Qu’est-ce qu’un lien externe en SEO ? Définition & usage en référencement

Par Xavier Deloffre

Le web fonctionne comme un réseau vivant, où chaque site est connecté aux autres par des liens qui tissent des relations visibles et invisibles. Parmi ces connexions, certains liens jouent un rôle particulier en SEO : ce sont les liens externes (que l’on oppose souvent aux liens internes), c’est-à-dire les liens qui pointent vers un autre domaine que celui sur lequel ils sont placés. Ils ne doivent pas être confondus avec les backlinks, qui désignent les liens entrants reçus depuis d’autres sites. Bien utilisés, les liens externes participent à la structuration du web, à la diffusion du PageRank, et peuvent influencer indirectement le référencement naturel. Quel est leur rôle exact ? Comment les manipuler sans nuire au SEO ? Et dans quels cas sont-ils vraiment utiles ? Plongez dans l’univers du netlinking pour mieux comprendre l’impact des liens externes dans une stratégie de visibilité en ligne.

La définition et le fonctionnement d’un lien externe en SEO

Un lien externe est un hyperlien placé sur l’une de vos pages, qui pointe vers un autre site web, donc vers un domaine différent du vôtre. Il s’oppose au lien interne, qui relie deux pages du même site. Lorsqu’un site insère un lien vers une ressource externe, il transfère (intentionnellement ou non) une partie de l’autorité de sa page à la page cible. Ce lien agit comme un “vote” ou une forme de validation de la ressource citée. Ce transfert d’autorité, connu sous le nom de link juice (ou jus SEO), est un élément clé du fonctionnement de l’algorithme de Google, notamment dans le cadre du système de PageRank. Lorsqu’un site crédible lie une ressource externe, il contribue à renforcer sa visibilité. À l’inverse, en émettant un lien externe, votre page s’appauvrit d’une petite part de son poids SEO. Il existe deux grandes catégories de liens externes :

  • Les liens “dofollow” : Par défaut, tous les liens HTML sont considérés comme dofollow, sauf indication contraire. Cela signifie qu’ils transmettent une portion de l’autorité (aussi appelée link juice ou PageRank) de la page source vers la page cible. Ce transfert est interprété par les moteurs de recherche comme un signal de confiance, et il participe directement à la construction de la popularité d’une page liée.
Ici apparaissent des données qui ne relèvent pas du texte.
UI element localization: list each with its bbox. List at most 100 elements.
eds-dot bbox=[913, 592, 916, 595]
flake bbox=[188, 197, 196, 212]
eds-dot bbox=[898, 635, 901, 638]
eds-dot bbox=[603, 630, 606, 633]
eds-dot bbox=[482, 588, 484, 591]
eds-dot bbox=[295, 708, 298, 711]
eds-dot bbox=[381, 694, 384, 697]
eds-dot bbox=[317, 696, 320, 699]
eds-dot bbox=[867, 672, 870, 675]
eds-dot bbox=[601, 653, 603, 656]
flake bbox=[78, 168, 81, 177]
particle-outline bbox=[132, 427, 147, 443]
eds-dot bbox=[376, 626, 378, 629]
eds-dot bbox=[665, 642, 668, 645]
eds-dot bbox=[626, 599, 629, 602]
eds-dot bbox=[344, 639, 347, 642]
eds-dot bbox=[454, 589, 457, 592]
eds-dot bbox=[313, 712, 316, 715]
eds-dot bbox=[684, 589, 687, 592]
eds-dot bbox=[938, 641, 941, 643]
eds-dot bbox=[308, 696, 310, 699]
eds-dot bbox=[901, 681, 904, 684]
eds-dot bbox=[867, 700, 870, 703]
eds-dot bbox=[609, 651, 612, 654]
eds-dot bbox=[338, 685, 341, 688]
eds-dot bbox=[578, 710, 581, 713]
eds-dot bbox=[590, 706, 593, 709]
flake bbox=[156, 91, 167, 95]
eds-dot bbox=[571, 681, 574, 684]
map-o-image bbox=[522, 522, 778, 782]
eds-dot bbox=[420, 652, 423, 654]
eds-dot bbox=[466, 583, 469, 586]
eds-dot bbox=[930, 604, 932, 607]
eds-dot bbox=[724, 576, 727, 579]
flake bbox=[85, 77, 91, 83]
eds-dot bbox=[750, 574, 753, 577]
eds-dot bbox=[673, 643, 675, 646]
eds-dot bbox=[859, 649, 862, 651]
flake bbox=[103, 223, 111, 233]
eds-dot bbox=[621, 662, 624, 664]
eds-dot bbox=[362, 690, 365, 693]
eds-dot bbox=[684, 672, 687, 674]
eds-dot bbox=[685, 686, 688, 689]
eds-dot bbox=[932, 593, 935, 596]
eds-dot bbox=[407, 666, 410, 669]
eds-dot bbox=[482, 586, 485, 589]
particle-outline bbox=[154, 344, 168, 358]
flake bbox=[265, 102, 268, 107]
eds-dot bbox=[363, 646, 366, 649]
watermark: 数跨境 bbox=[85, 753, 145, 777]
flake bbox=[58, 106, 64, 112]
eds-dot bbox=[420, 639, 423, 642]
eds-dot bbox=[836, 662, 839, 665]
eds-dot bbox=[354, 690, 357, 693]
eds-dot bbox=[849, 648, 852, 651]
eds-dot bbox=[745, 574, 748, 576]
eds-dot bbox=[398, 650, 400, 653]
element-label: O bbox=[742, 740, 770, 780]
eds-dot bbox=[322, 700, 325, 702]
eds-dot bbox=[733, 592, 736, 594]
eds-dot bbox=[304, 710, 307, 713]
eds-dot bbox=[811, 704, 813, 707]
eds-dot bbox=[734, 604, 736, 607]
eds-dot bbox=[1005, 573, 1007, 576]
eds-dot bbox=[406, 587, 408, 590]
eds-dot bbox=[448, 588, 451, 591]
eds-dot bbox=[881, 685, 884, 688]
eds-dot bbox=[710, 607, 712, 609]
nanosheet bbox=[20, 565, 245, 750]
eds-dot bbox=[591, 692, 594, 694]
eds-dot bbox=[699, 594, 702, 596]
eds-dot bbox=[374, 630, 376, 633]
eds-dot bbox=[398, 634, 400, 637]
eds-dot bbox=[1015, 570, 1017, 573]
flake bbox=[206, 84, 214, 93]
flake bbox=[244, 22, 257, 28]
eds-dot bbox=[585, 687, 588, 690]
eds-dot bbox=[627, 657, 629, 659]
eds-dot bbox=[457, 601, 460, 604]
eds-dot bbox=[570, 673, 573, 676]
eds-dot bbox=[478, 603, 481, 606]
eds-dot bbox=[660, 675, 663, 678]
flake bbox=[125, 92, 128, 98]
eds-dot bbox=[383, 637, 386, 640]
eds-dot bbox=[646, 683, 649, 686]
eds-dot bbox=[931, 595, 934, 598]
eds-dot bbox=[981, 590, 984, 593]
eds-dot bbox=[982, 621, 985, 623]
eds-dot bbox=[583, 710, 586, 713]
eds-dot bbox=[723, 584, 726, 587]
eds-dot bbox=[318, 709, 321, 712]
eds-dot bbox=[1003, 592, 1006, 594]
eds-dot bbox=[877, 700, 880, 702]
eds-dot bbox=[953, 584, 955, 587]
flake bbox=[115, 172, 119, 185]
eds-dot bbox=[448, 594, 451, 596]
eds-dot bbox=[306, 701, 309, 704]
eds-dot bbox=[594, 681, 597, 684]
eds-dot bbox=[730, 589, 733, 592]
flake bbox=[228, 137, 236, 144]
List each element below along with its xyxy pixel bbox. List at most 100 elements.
Plus un site reçoit de liens dofollow provenant de pages fiables, plus il est susceptible de se positionner favorablement dans les résultats de recherche. Ce type de lien doit donc être utilisé avec précaution en sortie, et recherché activement en entrée dans toute stratégie de netlinking ;
  • Les liens “nofollow” : Ces liens intègrent un attribut spécifique (rel="nofollow") qui indique aux robots des moteurs de recherche de ne pas suivre le lien et de ne pas en transférer l’autorité. En apparence, ils ne font donc pas circuler de jus SEO. Cependant, contrairement à une idée reçue, ils sont tout de même pris en compte dans le calcul de la répartition du PageRank de la page d’origine. Autrement dit, même s’ils ne profitent pas à la page cible, ils consomment malgré tout une fraction de la valeur de la page source. Utiliser des liens nofollow ne permet donc pas de “protéger” le PageRank : cela le disperse sans aucun bénéfice SEO réel. Ils ne devraient être employés que dans des cas spécifiques : liens d’affiliation, contenus sponsorisés, zones UGC (commentaires, forums), ou citations obligatoires dans un cadre légal.
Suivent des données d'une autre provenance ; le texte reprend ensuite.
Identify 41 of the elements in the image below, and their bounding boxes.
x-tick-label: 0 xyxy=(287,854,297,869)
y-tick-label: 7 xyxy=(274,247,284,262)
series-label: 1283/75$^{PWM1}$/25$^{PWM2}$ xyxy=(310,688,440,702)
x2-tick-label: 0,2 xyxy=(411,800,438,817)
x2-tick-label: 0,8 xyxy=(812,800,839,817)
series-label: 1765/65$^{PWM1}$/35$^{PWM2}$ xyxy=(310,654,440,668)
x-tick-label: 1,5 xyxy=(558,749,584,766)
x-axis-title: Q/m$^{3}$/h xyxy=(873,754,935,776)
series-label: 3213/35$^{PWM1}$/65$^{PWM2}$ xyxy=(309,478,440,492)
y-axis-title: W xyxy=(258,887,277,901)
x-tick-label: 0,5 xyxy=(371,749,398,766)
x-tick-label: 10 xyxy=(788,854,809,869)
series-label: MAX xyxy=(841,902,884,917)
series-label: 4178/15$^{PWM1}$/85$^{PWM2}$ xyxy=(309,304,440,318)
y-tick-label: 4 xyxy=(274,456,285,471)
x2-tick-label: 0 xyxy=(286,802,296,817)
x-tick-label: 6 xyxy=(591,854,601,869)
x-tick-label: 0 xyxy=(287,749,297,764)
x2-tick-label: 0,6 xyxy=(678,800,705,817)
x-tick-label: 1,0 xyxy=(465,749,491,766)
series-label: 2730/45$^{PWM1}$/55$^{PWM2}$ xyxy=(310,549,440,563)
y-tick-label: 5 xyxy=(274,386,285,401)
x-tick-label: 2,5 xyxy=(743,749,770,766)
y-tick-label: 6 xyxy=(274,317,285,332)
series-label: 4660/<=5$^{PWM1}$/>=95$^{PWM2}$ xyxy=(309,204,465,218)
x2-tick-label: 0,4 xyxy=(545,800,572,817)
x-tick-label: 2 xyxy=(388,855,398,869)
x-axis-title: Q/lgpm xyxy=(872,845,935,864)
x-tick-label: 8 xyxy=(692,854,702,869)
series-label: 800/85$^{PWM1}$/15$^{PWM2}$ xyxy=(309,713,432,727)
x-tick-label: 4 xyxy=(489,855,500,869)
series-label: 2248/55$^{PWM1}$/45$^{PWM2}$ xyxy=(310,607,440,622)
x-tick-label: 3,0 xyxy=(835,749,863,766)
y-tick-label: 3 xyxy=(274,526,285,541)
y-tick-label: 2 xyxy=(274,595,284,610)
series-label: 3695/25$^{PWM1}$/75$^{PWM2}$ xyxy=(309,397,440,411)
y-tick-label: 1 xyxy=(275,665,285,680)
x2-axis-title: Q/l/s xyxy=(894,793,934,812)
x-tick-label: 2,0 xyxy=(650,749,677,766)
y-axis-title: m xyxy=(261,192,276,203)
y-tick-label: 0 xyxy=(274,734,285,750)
En pratique, la distinction entre dofollow et nofollow a des implications concrètes. Imaginons une page avec une valeur SEO de 10. Si elle contient 10 liens dofollow, chacun recevra environ 10 % du jus SEO. Mais si certains liens sont nofollow, la division reste la même : le jus est toujours réparti entre les 10 liens, même si certains ne transmettent rien. Résultat : les liens dofollow reçoivent moins, et la page perd mécaniquement de sa capacité à redistribuer de manière efficace. Un lien nofollow ne protège donc pas votre jus SEO. Il consomme une portion de votre capital d’autorité sans en faire profiter la page ciblée. Plus vous multipliez les nofollow, plus vous fragmentez votre PageRank pour rien. C’est une mauvaise pratique, sauf cas particuliers. Dans quels cas utiliser un lien nofollow ? Uniquement lorsqu’il y a une obligation éditoriale ou légale : Liens d’affiliation, partenariats sponsorisés négociés comme ça, mentions imposées par Google si vous avez peur (notamment via les attributs rel="sponsored" ou rel="ugc"). En dehors de ces cas, mieux vaut ne pas créer de lien du tout plutôt que d’en créer un en nofollow. Et si vous choisissez d’en faire un, autant qu’il soit dofollow et qu’il serve un objectif SEO clair.
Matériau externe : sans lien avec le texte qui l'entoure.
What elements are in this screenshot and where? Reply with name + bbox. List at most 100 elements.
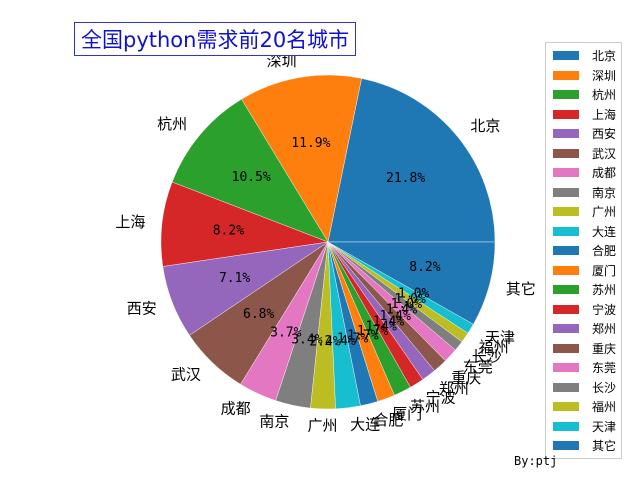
legend-label: 宁波 [592,302,617,317]
slice-percent-label: 8.2% [213,224,244,239]
slice-category-label: 上海 [115,213,145,231]
legend-label: 广州 [592,205,617,220]
legend-label: 长沙 [592,380,617,395]
pie-slice [327,78,496,243]
slice-category-label: 广州 [307,417,337,435]
pie-slice [171,98,329,243]
legend-swatch [553,207,579,217]
chart-title: 全国python需求前20名城市 [74,22,357,56]
slice-category-label: 武汉 [171,366,201,384]
legend-swatch [553,129,579,139]
slice-percent-label: 10.5% [232,170,271,185]
slice-category-label: 合肥 [373,411,403,429]
slice-percent-label: 1.4% [386,303,417,318]
slice-category-label: 大连 [350,415,380,433]
legend-swatch [553,168,579,178]
slice-percent-label: 1.4% [373,314,404,329]
pie-slices [160,74,496,410]
legend-item: 天津 [546,417,621,437]
legend-label: 厦门 [592,263,617,278]
legend-item: 大连 [546,222,621,242]
legend-label: 深圳 [592,68,617,83]
legend-item: 武汉 [546,144,621,164]
slice-category-label: 杭州 [157,115,187,133]
legend-swatch [553,441,579,451]
slice-category-label: 其它 [506,280,536,298]
legend-label: 北京 [592,49,617,64]
slice-category-label: 东莞 [463,358,493,376]
legend-label: 其它 [592,439,617,454]
legend-item: 福州 [546,397,621,417]
slice-percent-label: 1.4% [380,309,411,324]
legend-swatch [553,148,579,158]
slice-percent-label: 1.7% [357,324,388,339]
legend-item: 北京 [546,46,621,66]
legend-item: 厦门 [546,261,621,281]
slice-percent-label: 2.4% [309,335,340,350]
slice-category-label: 南京 [259,413,289,431]
legend-swatch [553,246,579,256]
legend-swatch [553,70,579,80]
legend-swatch [553,421,579,431]
slice-percent-label: 1.7% [347,328,378,343]
legend-swatch [553,109,579,119]
legend-label: 西安 [592,127,617,142]
legend-item: 南京 [546,183,621,203]
legend-item: 东莞 [546,358,621,378]
slice-percent-label: 8.2% [409,260,440,275]
legend-item: 其它 [546,436,621,456]
slice-percent-label: 1.0% [395,292,426,307]
legend-swatch [553,265,579,275]
slice-category-label: 厦门 [392,405,422,423]
legend: 北京 深圳 杭州 上海 西安 武汉 成都 南京 广州 大连 合肥 厦门 苏州 宁波 郑州 重庆 东莞 长沙 福州 天津… [545,42,622,459]
legend-swatch [553,90,579,100]
slice-percent-label: 1.0% [398,287,429,302]
legend-swatch [553,382,579,392]
slice-category-label: 天津 [485,328,515,346]
slice-percent-label: 1.0% [391,297,422,312]
slice-percent-label: 11.9% [291,136,330,151]
slice-percent-label: 1.7% [337,332,368,347]
legend-swatch [553,285,579,295]
slice-percent-label: 6.8% [243,307,274,322]
legend-swatch [553,187,579,197]
legend-item: 宁波 [546,300,621,320]
legend-label: 郑州 [592,322,617,337]
legend-label: 东莞 [592,361,617,376]
legend-item: 合肥 [546,241,621,261]
legend-label: 杭州 [592,88,617,103]
legend-swatch [553,324,579,334]
slice-percent-label: 3.7% [270,325,301,340]
legend-swatch [553,51,579,61]
slice-category-label: 深圳 [267,52,297,70]
legend-item: 郑州 [546,319,621,339]
legend-swatch [553,402,579,412]
slice-category-label: 成都 [221,400,251,418]
legend-swatch [553,304,579,314]
legend-label: 苏州 [592,283,617,298]
legend-item: 深圳 [546,66,621,86]
legend-item: 广州 [546,202,621,222]
author-credit: By:ptj [514,454,558,468]
slice-percent-label: 21.8% [386,171,425,186]
slice-percent-label: 2.4% [324,334,355,349]
slice-percent-label: 3.4% [291,333,322,348]
slice-category-label: 苏州 [410,397,440,415]
legend-label: 上海 [592,107,617,122]
legend-label: 天津 [592,419,617,434]
legend-label: 合肥 [592,244,617,259]
percent-labels: 21.8% 11.9% 10.5% 8.2% 7.1% 6.8% 3.7%3.4%2.4%2… [213,136,441,350]
legend-item: 长沙 [546,378,621,398]
slice-category-label: 宁波 [426,389,456,407]
legend-item: 成都 [546,163,621,183]
slice-category-label: 北京 [470,117,500,135]
legend-label: 福州 [592,400,617,415]
legend-swatch [553,363,579,373]
slice-category-label: 重庆 [451,369,481,387]
legend-label: 成都 [592,166,617,181]
pie-slice [327,241,496,325]
slice-category-label: 西安 [127,300,157,318]
pie-slice [241,74,362,243]
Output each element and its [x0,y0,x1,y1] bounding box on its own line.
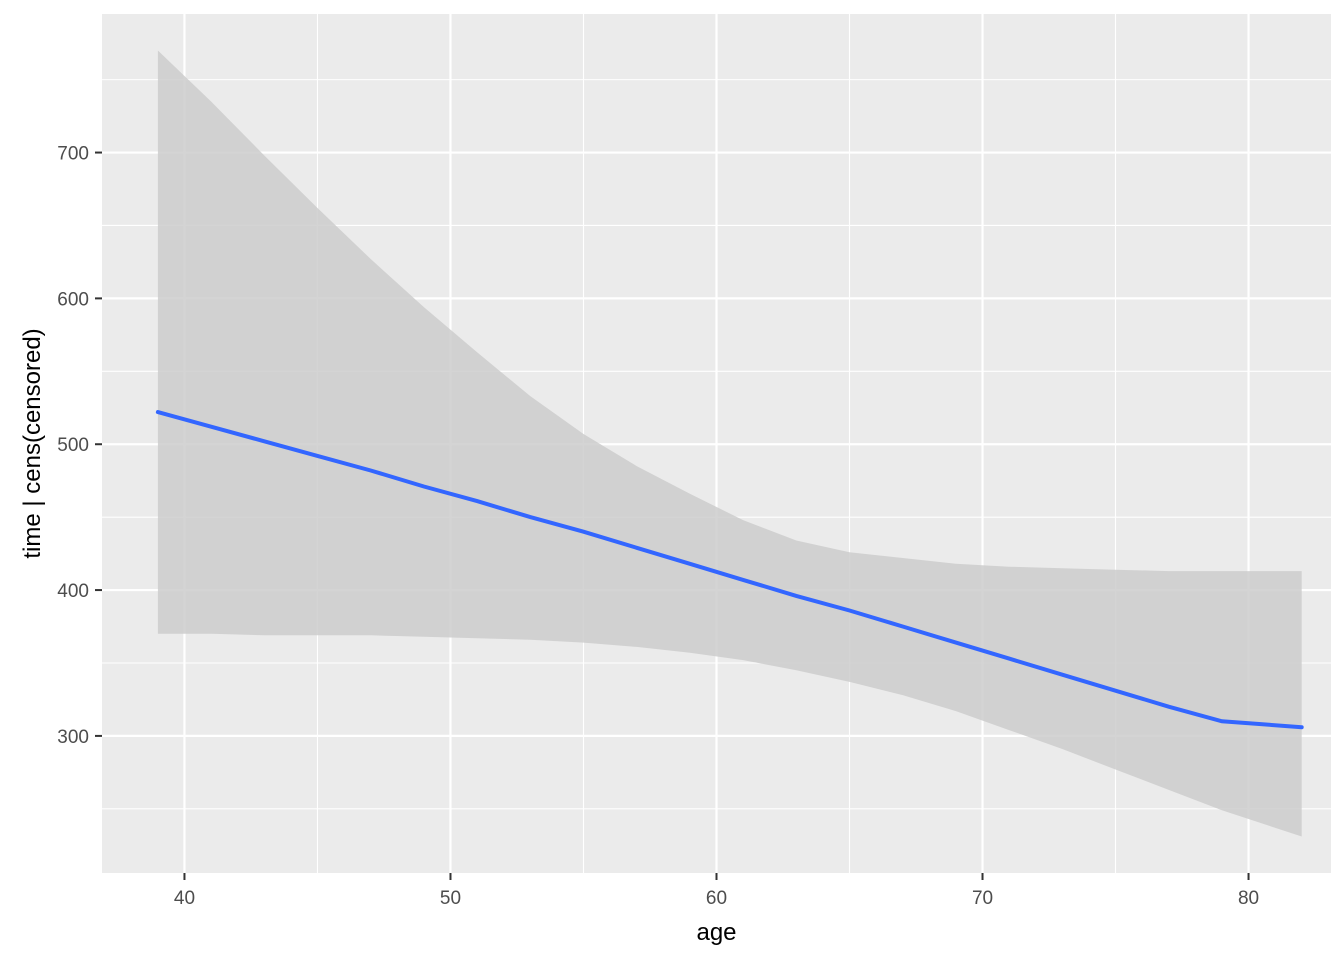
y-axis-title: time | cens(censored) [19,328,46,558]
x-tick-label: 80 [1238,888,1259,909]
y-tick-label: 500 [57,435,89,456]
x-axis: 40 50 60 70 80 [174,873,1259,909]
y-tick-label: 400 [57,581,89,602]
fitted-line [155,410,1304,730]
confidence-band [157,50,1302,837]
x-tick-label: 50 [440,888,461,909]
x-axis-title: age [696,919,736,946]
x-tick-label: 40 [174,888,195,909]
y-tick-label: 300 [57,727,89,748]
x-tick-label: 70 [972,888,993,909]
x-tick-label: 60 [706,888,727,909]
y-axis: 300 400 500 600 700 [57,144,102,748]
y-tick-label: 700 [57,144,89,165]
y-tick-label: 600 [57,289,89,310]
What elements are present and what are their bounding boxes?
Par ailleurs, tout lien externe, qu’il soit dofollow ou nofollow, dilue une partie du PageRank de la page qui le contient. Vous transmettez de la valeur à un autre site, ce qui peut être un problème si cela est fait sans stratégie. C’est pourquoi l’emplacement et le contexte du lien comptent beaucoup. Voici quelques bonnes pratiques pour éviter d’affaiblir vos pages :

  • Évitez de placer un lien externe dès le début du contenu : introduire un lien externe dans les premières lignes d’un article ou d’une page de contenu revient à offrir une porte de sortie immédiate à l’utilisateur. Non seulement cela augmente le taux de rebond, mais cela envoie aussi un signal aux moteurs de recherche selon lequel la destination du lien est potentiellement plus pertinente que votre propre page. En SEO, c’est un double désavantage : perte d’engagement utilisateur et transmission précoce de PageRank, ce qui affaiblit la capacité de la page à se positionner sur ses propres requêtes cibles.
  • Ne placez jamais de lien externe dans le header, le footer ou les zones globales du site : ces blocs d’interface, présents sur toutes les pages du site, sont systématiquement explorés par les robots d’indexation. Un lien externe dans ces zones devient alors un lien répété des dizaines, voire des centaines de fois, sur l’ensemble du site. Cela provoque une dilution massive du PageRank global et peut même être interprété comme une tentative de manipulation s’il s’agit d’un lien acheté ou non justifié. Pour Google, ces liens omniprésents sont rarement considérés comme naturels ou pertinents, ce qui les rend inefficaces, voire contre-productifs.
  • Évitez les liens externes dans les pages à fort potentiel de conversion : les landing pages, fiches produit, formulaires d’inscription ou pages de contact ont un objectif clair : pousser l’utilisateur à passer à l’action. Insérer un lien vers un autre site à cet endroit, c’est créer une distraction inutile et offrir une échappatoire qui nuit directement à votre taux de conversion. Mais ce n’est pas tout : en SEO, ces pages ont besoin de conserver leur poids maximal pour rester compétitives dans les SERP. Chaque lien externe, même pertinent, diminue la capacité de ces pages à conserver leur autorité et donc à performer dans les résultats de recherche.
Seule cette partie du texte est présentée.